A May 1 vote in the U.K. House of Commons that amended Britain’s Sanctions and Anti-Money Laundering Bill inserted a requirement in the bill that all U.K. overseas territories – but not Crown dependencies – implement an open public register of company ownership by Dec. 31, 2020.
If that deadline is not met, the bill requires the U.K. Secretary of State to draft orders in council to force the territories to comply. Cayman already has a register of company ownership, but it is only accessible upon request to certain law enforcement or legal taxing entities.
Premier Alden McLaughlin has said legal advice received by Cayman’s government in the U.K. noted that taking action against the vote in the Commons “brings the difficulties inherent in the arguments surrounding parliamentary supremacy” and that the proposal would more likely be fought in the Cayman Islands courts if the U.K. does seek to implement it.
The heads of government from the Caribbean Community member states backed that position during a conference last week in Kingston, Jamaica, voicing their own disapproval for the U.K.’s approach to the issue.

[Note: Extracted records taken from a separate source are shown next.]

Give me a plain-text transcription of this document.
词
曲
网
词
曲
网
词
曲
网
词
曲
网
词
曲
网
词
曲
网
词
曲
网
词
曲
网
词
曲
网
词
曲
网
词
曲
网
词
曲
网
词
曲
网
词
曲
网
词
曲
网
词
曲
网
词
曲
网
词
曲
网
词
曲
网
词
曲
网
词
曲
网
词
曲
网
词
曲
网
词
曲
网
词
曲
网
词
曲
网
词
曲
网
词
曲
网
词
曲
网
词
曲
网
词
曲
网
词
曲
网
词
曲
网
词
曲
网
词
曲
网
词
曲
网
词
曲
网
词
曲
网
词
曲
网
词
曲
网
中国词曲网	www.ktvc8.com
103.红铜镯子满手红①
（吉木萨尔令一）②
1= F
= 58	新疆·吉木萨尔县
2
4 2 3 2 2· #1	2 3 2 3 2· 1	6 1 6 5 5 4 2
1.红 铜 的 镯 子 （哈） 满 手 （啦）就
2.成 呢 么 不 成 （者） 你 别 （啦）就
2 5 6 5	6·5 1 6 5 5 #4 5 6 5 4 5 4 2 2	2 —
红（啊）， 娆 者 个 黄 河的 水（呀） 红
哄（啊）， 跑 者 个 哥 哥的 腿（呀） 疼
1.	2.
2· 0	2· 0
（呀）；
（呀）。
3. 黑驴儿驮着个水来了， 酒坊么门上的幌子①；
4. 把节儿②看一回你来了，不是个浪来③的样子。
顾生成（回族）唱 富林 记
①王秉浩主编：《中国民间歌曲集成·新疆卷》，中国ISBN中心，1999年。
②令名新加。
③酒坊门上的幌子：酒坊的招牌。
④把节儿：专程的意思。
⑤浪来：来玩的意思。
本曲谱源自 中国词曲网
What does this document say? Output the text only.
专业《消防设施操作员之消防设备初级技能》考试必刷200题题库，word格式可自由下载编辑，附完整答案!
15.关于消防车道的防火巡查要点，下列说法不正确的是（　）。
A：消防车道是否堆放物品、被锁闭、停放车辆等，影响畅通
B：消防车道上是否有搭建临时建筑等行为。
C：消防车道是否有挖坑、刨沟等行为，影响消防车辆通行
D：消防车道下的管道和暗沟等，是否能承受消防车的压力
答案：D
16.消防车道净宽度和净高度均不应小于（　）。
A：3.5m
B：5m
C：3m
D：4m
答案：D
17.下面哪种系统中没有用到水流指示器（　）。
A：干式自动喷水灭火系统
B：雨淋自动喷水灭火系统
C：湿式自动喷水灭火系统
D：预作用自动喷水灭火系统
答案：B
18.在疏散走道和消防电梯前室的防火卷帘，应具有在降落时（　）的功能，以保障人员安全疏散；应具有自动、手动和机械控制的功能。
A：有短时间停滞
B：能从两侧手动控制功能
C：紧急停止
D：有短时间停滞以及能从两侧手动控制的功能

“[The heads of government] expressed their solidarity with the territories adversely affected by this unilateral action to legislate in areas of domestic policy constitutionally devolved to the territories without the consent and involvement of their people,” the official communique issued at the end of the conference July 6 read. “Moreover, the action ran counter to an alternative arrangement to public registers earlier negotiated and agreed with the UK government and put in place at great cost to the overseas territories.”
Premier McLaughlin thanked the Caribbean Community member states for their support.
“This is an important statement of solidarity from the heads of member states of CARICOM in support of the Overseas Territories, the majority of which are also associate members of [the Caribbean Community]” Mr. McLaughlin said.
Meanwhile, the issue of beneficial ownership registers arose during a question-and-answer session of the U.K. House of Commons last week as well.
During the meeting, U.K. MP Helen Goodman jokingly asked U.K. Chancellor of the Exchequer Philip Hammond if he would “organize a lunch” for the members of parliament who pushed through the amendment to the Sanctions and Money Laundering Bill. Ms. Goodman claimed that “ending tax secrecy” via the public company registers in the overseas territories would “bring in 10 million pounds a year” to the U.K. government treasury.
“When I have the money in the bank, I will invite them around for a glass of champagne,” Mr. Hammond responded.